Now, if you need me, I will be spending my lunch hour napping in the truck.


How I Know I’m Pregnant

You know, aside from the obvious alien kicking me in the gut several times a day and the ever-expanding waistline.

So yesterday I found myself in an area outside of Baltimore where I rarely venture. After my errand was complete, I realized I just may be near the only Sonic in the region. After getting hooked on Cherry Limeades while living in Georgia, I couldn’t just pass up the opportunity. Turns out, it was four miles away from my current location. Let’s do lunch!

Now, I am a picky eater. Like extremely picky. I eat everything plain. Dry, plain, meat, bun, possibly cheese, that’s it. God help my mother when there was ketchup on my burger when I was little. Or now. ANYWAY.

This is what my typical hot dog looks like:

This is what ended up in my hungry little paws yesterday after car-hop delivery:

Looks a little different than my normal fare, eh?

That, my friends, is a Chicago dog (sans tomato). Onions, relish, mustard and other shit I’m not even sure. Celery salt. Obviously a pickle. I don’t know what I was thinking. Why did I order this? Is there even a hot dog in there? I just wasted my money. Would they take it back? At least I had tots and my limeade so it wasn’t a total bust.

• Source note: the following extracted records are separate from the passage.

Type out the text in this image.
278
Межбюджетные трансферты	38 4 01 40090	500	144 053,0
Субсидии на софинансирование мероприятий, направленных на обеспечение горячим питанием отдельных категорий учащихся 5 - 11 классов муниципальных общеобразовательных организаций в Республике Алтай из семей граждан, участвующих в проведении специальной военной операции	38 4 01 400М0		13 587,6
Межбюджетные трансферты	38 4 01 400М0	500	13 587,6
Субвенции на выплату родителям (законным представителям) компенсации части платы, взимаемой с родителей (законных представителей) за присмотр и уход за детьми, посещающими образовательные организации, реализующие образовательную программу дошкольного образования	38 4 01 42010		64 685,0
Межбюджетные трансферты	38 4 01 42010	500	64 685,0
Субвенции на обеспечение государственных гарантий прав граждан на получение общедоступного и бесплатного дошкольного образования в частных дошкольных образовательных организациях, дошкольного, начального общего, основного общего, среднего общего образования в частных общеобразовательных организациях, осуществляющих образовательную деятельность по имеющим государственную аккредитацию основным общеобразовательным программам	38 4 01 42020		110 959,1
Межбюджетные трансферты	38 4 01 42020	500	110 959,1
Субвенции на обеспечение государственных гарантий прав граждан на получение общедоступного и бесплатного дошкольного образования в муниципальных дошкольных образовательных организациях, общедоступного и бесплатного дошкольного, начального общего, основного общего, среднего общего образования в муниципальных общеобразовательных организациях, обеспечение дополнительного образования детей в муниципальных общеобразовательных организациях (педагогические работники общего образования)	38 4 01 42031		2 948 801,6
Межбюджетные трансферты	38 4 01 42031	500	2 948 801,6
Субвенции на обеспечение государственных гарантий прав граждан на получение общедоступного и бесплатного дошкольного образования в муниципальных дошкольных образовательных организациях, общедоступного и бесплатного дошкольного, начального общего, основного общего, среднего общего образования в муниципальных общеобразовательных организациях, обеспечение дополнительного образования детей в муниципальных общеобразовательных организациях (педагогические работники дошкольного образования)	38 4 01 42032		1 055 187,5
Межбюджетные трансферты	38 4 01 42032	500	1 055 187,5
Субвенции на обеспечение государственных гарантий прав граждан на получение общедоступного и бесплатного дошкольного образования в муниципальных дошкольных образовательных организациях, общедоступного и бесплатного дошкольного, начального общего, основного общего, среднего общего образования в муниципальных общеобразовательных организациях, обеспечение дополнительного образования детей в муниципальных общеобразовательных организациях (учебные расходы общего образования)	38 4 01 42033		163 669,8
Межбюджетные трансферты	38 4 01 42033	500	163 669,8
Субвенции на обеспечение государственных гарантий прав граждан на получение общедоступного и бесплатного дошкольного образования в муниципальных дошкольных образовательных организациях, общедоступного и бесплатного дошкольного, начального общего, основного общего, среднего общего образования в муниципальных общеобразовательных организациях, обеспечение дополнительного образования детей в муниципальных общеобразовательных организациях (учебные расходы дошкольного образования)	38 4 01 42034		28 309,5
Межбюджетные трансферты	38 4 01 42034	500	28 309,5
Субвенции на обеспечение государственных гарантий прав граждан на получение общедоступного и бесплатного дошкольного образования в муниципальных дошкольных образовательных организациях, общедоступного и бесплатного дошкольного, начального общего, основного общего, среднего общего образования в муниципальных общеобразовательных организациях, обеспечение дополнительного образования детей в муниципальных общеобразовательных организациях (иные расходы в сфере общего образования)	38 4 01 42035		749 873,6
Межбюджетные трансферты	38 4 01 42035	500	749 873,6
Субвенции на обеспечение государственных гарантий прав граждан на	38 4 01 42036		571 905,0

I ate the whole damn thing. And then I wondered what was wrong with me. And then I blamed Little A. And then I looked in the rearview mirror and wasn’t even sure who was looking back at me. Also, I had to double check to make sure there wasn’t mustard on my face.

When I got home, I found out it was Chicago’s Birthday. So fate brought me and baby and that disgusting delicious mess of a hot dog together. And it was good.